People learn to “match” more action-oriented coping responses (e.g., making plans, seeking information) to the controllable elements, and use more emotion-focused coping responses (e.g., relaxation, pleasurable activities, seeking social support) to deal with the uncontrollable elements. Together these cognitive-behavioral techniques may greatly increase the efficiency with which one manages stressors; helps to avoid burnout, hopelessness, and frustration; and can provide greater opportunities for self-mastery and gaining helpful social support.  

Mindfulness training can help us cultivate greater present moment awareness so that we might perceive things more clearly, suggested Rogers, founder and director of the Mindfulness in Law ProgramUMindfulness, the University’s Mindfulness Research and Practice Initiative, and author of several books on the topic. 

“There are stressors in life that bring about responses, mentally and physically, that can be helpful to meeting the challenge,” he said. “So too, we are all susceptible to over-reacting to a challenge when we misperceive what is at stake. The more clearly we see what is actually taking place (e.g., that thoughts forecasting gloom and doom over a change in job or a relationship are just thoughts—not facts—and worth further investigation; that a person yelling is, in fact, sad or scared), the better we size things up and our expectations and assessments are better balanced and more in alignment with reality.” 

Most mindfulness training programs teach meditative practice that direct attention in ways that improve our ability to notice the emerging, changing, and dissipating of thoughts and feelings arising in the mind, and of physical sensations arising in the body.

“As these capacities develop with practice (and experience) we relate to our thoughts, feelings, and sensations differently,” Rogers pointed out. “We notice them arising sooner and are less likely to resist. We can become more resilient because we see things more clearly and are less likely to get swept away by assumptions, preconceptions, and biases (largely mental activity) and by moments of physiological distress and agitation. Hence, we become steadier and less reactive.”  

If stress—our response to change, challenge, and demand—is relatively neutral, what are some of the factors that determine our varied responses? 

When we sense a stimulus (through our eyes, ears, nose and other sensory organs) our cerebral cortex interprets the meaning of these through a perceptual process—whether they indicate pleasure, pain, danger, etc.—and signals other brain regions to organize a response, which can range from approach to avoidance to mounting some sort of defensive maneuver, according to Antoni. 

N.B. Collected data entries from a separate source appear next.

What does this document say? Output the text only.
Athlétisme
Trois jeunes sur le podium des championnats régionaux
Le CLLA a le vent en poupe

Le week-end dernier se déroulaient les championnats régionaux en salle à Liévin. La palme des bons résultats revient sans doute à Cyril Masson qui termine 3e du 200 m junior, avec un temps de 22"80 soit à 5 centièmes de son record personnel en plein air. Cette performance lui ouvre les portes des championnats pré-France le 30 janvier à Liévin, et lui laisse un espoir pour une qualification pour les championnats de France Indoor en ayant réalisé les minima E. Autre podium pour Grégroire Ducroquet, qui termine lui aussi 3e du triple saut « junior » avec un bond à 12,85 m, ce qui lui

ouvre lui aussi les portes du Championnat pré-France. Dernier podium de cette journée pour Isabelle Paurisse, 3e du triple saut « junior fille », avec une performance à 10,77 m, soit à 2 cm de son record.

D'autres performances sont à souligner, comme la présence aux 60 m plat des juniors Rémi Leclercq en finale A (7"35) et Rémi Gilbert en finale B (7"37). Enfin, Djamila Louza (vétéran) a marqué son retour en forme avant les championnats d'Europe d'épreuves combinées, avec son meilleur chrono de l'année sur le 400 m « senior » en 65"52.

When we interpret that a stimulus or challenge outweighs our means for easily responding then these cortical regions may signal subcortical “stress response centers” involving the hypothalamus and other parts of our “limbic” system and the brainstem, he explained. These cortical “decisions” may depend on the degree of certainty that we have about the nature and impact of the stimuli and our cognitive, behavioral, and social “resources” for responding. 

These brain changes can signal neuroendocrine stress hormones in ways that affect peripheral physiology through interactions with cells and tissues that contribute to physical health and disease. This area of study, called psychoneuroimmunology, characterizes much of the work done in the past 37 years in the Health Psychology Division in the Department of Psychology in collaboration with colleagues at the Miller School of Medicine, noted Antoni, also a Sylvester Comprehensive Cancer Center professor of psychology, psychiatry, and behavioral sciences.

“One could argue that a lifetime of learning, a set of rich and memorable experiences, and the development of wisdom all comes from a series of encounters with challenges that we handle and grow from. These may involve acute stress episodes,” said Antoni, in noting some of the more severe consequences associated with acute and chronic stress.

“Short-term stress—and our successful resolution of it—may also bring about positive psychological states such as positive mood, and a sense of self-efficacy or mastery,” Antoni pointed out.